Compromising an exit note's upstream connection is one of the best ways to de-anonymize the traffic.
No, you are mistaken. I've always had this sig.
(Score: 3, Informative) by ledow on Sunday September 20 2015, @08:39PM
What makes you think the Library - or indeed any entity at all - has the ability to ensure someone isn't sniffing their upstream connection.
That's the thing - tor is secure between tor nodes, but exit nodes are specialised. They are just open points on the Internet. Anyone can set one up and sniff that traffic anyway. They are NOT secure. A library also no more power than any other business to instruct their ISP not to sniff their traffic. Even that ISP cannot say that to their transit suppliers. Especially not against any form of law enforcement.
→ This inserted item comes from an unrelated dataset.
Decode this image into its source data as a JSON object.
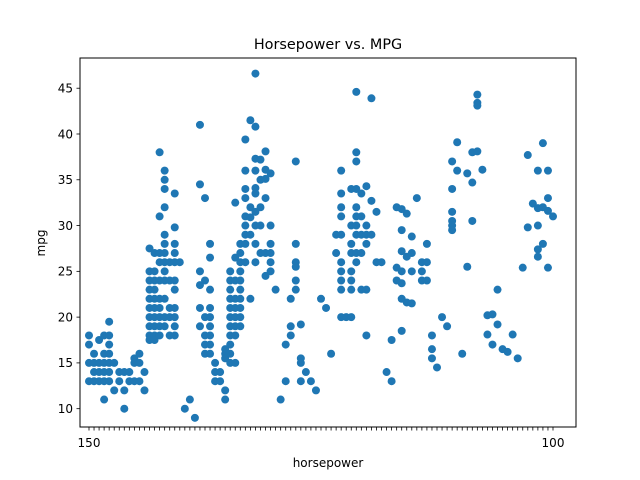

And - library computers? You should always consider them insecure anyway just by the sheer amount of use they get by random strangers. Physicals access beats all, remember. You can no more guarantee a library computer is safe to use than you can a cybercafe computer on some remote island.
This is the problem - not that there aren't enough tor exit nodes, but that ALL tor exit nodes suffer exactly the same problems. You literally have to treat the entire tor network as untrusted, whether casual user or serious researcher. Tor exit nodes are untrusted and untrustable. And thus you need to layer everything with encryption anyway. You're always going to be vulnerable to correlation attacks etc. too, because there is no protocol that avoids that. Tor doesn't magically make things secure.
As such, a library running a tor exit node is no more or less secure than any other node. A library computer connected to tor is no more or less secure than any other random public computer.
If you don't understand this, you do not understand tor.